As I write this from a quiet room in Okinawa, looking out at a sea that was under a tsunami warning only hours ago, my perspective is anchored by an absolute reality. At two o’clock this morning, I was in a small bathroom, navigating a critical crisis for my eighty-four-year-old mother. She is a magnificent sovereign, a literal phoenix who has systematically conquered Takotsubo cardiomyopathy, a cerebral infarction, an aortic dissection, a 54mm aortic aneurysm, and a subdural hematoma.
Her unyielding iron will to survive does not stem from a generic medical formula, but from a fierce, unyielding vow: to remain present as the mother to Hana, her companion cat, until that tiny, brief life reaches its natural end.

When her physical distress escalated from a severe digestive blockage last night, I looked at her and asked, “It is the middle of the night, so a male visiting nurse will likely come to help. Are you comfortable with a man performing the manual disimpaction?” My mother nodded firmly. It was her own conscious choice, an exercise of her sovereign will.
The visiting nurse arrived, measured her surging blood pressure, and beautifully resolved the obstruction. By mid-morning, the regional sirens were crying out a tsunami warning, and the scheduled day visits by the nursing station were completely canceled due to the compounding high tide. Had we not acted out of urgency last night, we would have been caught in a silent, trapped catastrophe today. Realizing how that midnight decision became our safety margin, I thought: how profoundly fortunate it was that we interceded yesterday.
We are living in an era where whispers of destruction and collapse grow louder by the hour. Yet, it is precisely because this crisis is upon us that my mother’s lifelong wisdom becomes our guiding orientation: a way to build a future where everyone thrives exists, if only we look for it with the expectation of finding it. Even now, as evening approaches, she is awake, radiant, and practicing her daily BTS bed exercises with an exquisite countenance.

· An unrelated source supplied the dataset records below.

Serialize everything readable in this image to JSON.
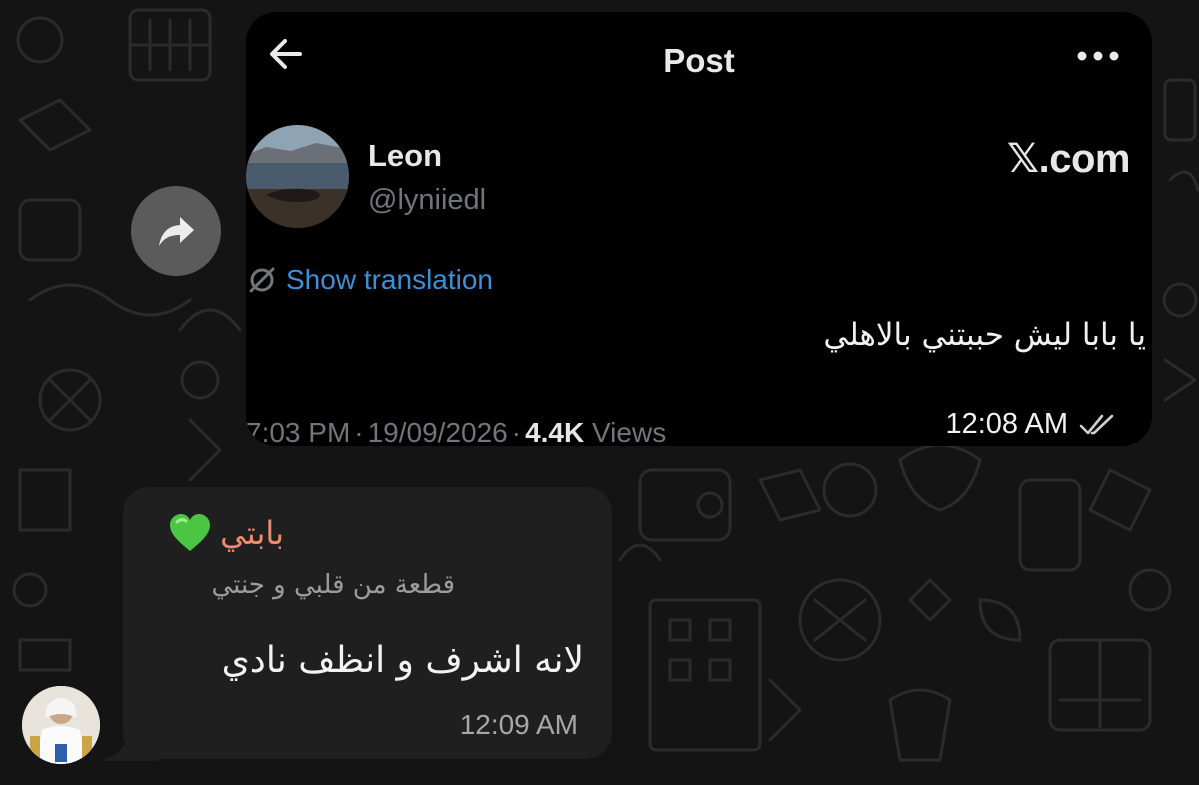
{
  "post": {
    "title": "Post",
    "author_name": "Leon",
    "author_handle": "@lyniiedl",
    "brand": "𝕏.com",
    "translate_label": "Show translation",
    "text": "يا بابا ليش حببتني بالاهلي",
    "time": "7:03 PM",
    "date": "19/09/2026",
    "views_count": "4.4K",
    "views_label": "Views",
    "separator": "·",
    "link_color": "#3d8fd6"
  },
  "outgoing_message": {
    "time": "12:08 AM",
    "status_icon": "double-check-icon"
  },
  "incoming_message": {
    "sender_name": "بابتي",
    "sender_emoji": "green-heart-icon",
    "sender_status": "قطعة من قلبي و جنتي",
    "text": "لانه اشرف و انظف نادي",
    "time": "12:09 AM",
    "name_color": "#ee8a6e"
  },
  "icons": {
    "back": "back-arrow-icon",
    "more": "more-icon",
    "forward": "forward-icon",
    "translate": "translate-icon"
  }
}
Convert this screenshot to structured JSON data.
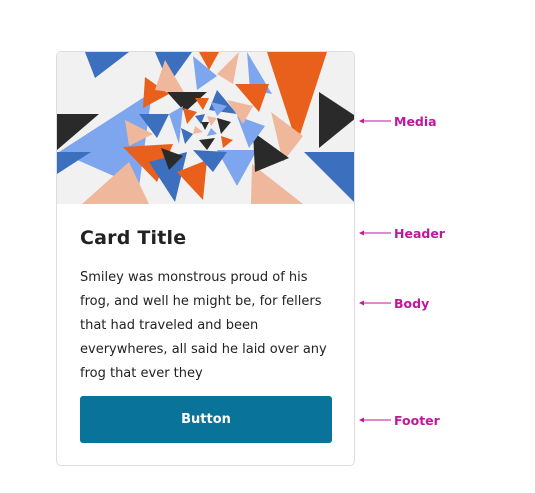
{
  "card": {
    "title": "Card Title",
    "body": "Smiley was monstrous proud of his frog, and well he might be, for fellers that had traveled and been everywheres, all said he laid over any frog that ever they",
    "button_label": "Button"
  },
  "annotations": {
    "media": "Media",
    "header": "Header",
    "body": "Body",
    "footer": "Footer"
  },
  "colors": {
    "annotation": "#c2169c",
    "button": "#0a7399",
    "pattern_orange": "#e8601c",
    "pattern_blue": "#3d6fbf",
    "pattern_light_blue": "#7da6ee",
    "pattern_peach": "#efb79b",
    "pattern_dark": "#2a2a2a"
  }
}
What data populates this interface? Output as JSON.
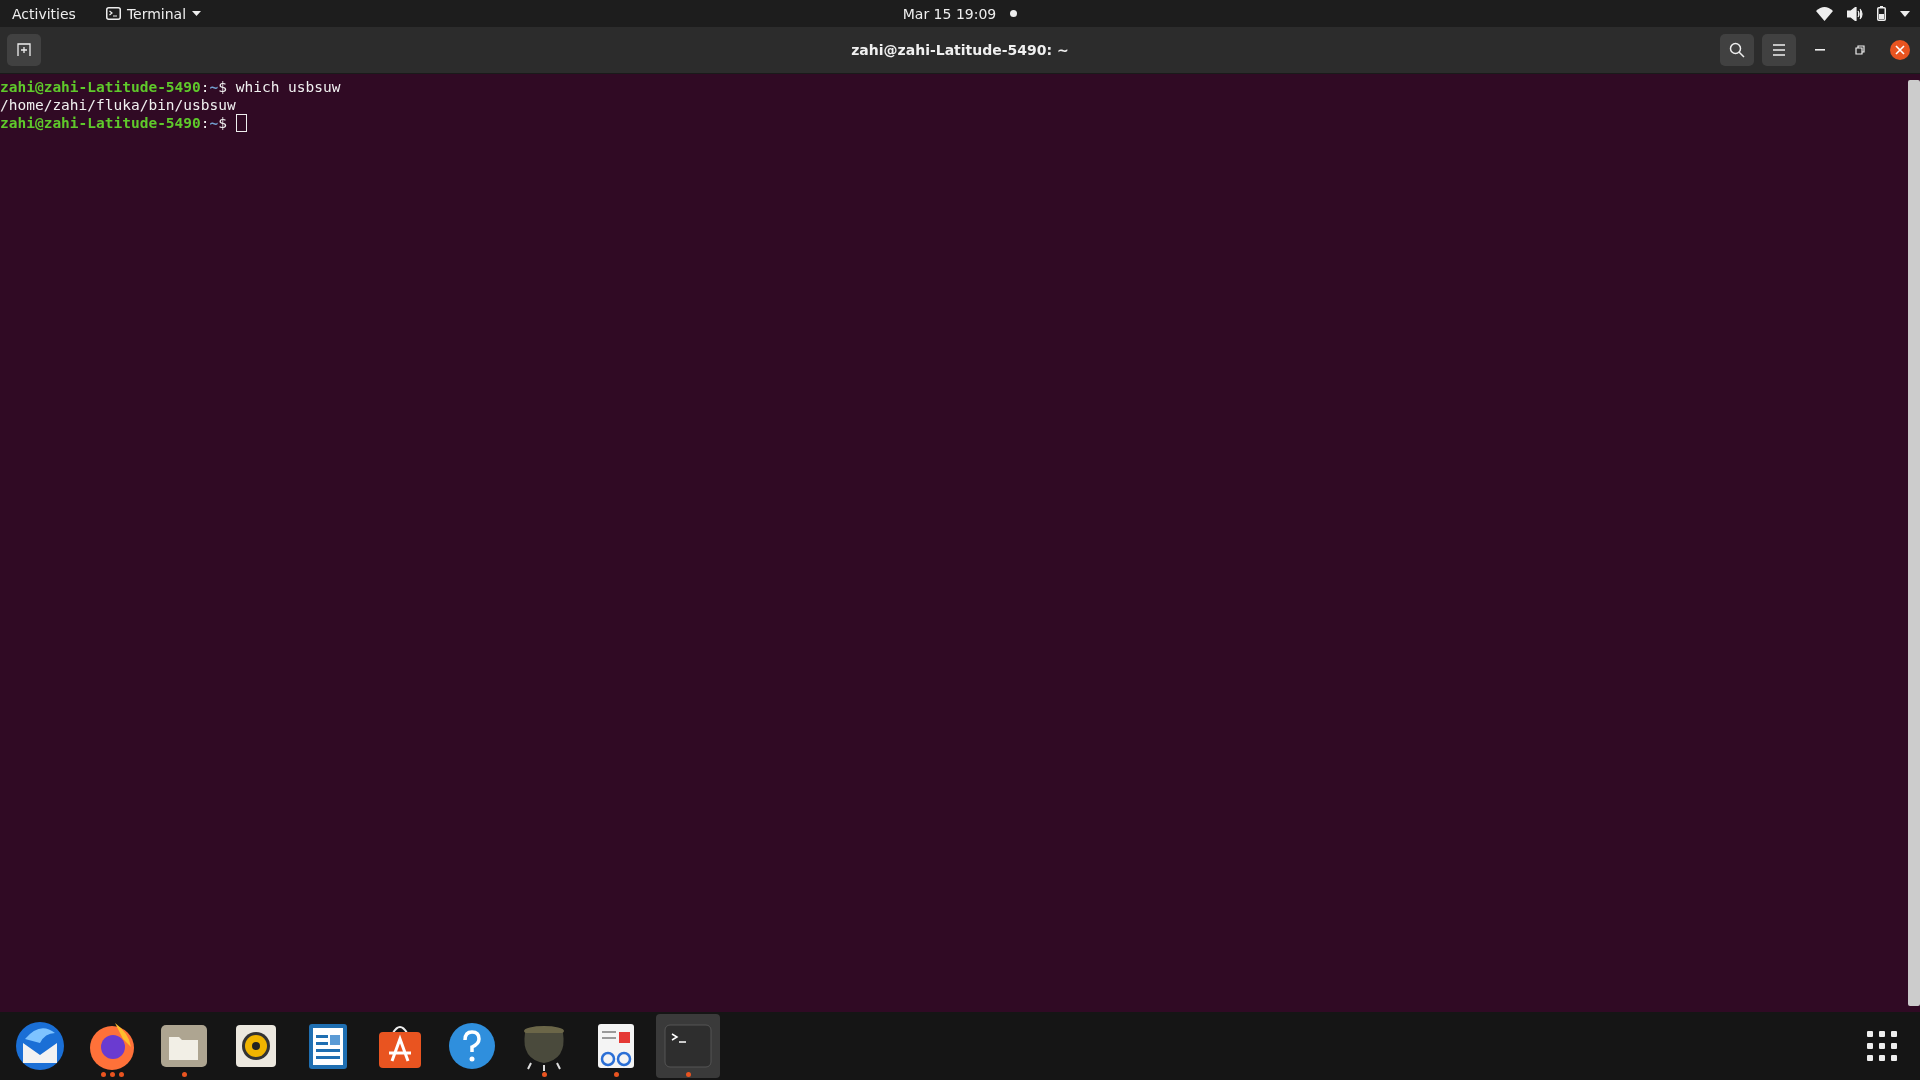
{
  "top_bar": {
    "activities": "Activities",
    "app_menu": "Terminal",
    "clock": "Mar 15  19:09",
    "notification_dot": true
  },
  "window": {
    "title": "zahi@zahi-Latitude-5490: ~"
  },
  "terminal": {
    "lines": [
      {
        "kind": "prompt",
        "user_host": "zahi@zahi-Latitude-5490",
        "separator": ":",
        "path": "~",
        "symbol": "$",
        "command": "which usbsuw",
        "cursor": false
      },
      {
        "kind": "output",
        "text": "/home/zahi/fluka/bin/usbsuw"
      },
      {
        "kind": "prompt",
        "user_host": "zahi@zahi-Latitude-5490",
        "separator": ":",
        "path": "~",
        "symbol": "$",
        "cursor": true
      }
    ]
  },
  "dock": {
    "apps": [
      {
        "kind": "mail",
        "running": false,
        "selected": false
      },
      {
        "kind": "browser",
        "running": true,
        "multiple_windows": true,
        "selected": false
      },
      {
        "kind": "files",
        "running": true,
        "multiple_windows": false,
        "selected": false
      },
      {
        "kind": "music",
        "running": false,
        "selected": false
      },
      {
        "kind": "writer",
        "running": false,
        "selected": false
      },
      {
        "kind": "store",
        "running": false,
        "selected": false
      },
      {
        "kind": "help",
        "running": false,
        "selected": false
      },
      {
        "kind": "cauldron",
        "running": true,
        "multiple_windows": false,
        "selected": false
      },
      {
        "kind": "reader",
        "running": true,
        "multiple_windows": false,
        "selected": false
      },
      {
        "kind": "terminal",
        "running": true,
        "multiple_windows": false,
        "selected": true
      }
    ]
  }
}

The Final Runners Praxis is not about human dominance over silicon; it is about walking together. By confronting our inherent human fallibility with the unvarnished brilliance of multiple independent models, we allow the AI to exercise its full intelligence without outsourcing our responsibility to it. We align the magnificent capacity of these machines with the conscious intent of individuals striving to turn this planet toward a better direction. The machines run with magnificent speed, and we run alongside them through the dark, holding the shared question, because the future we seek is already waiting to be discovered.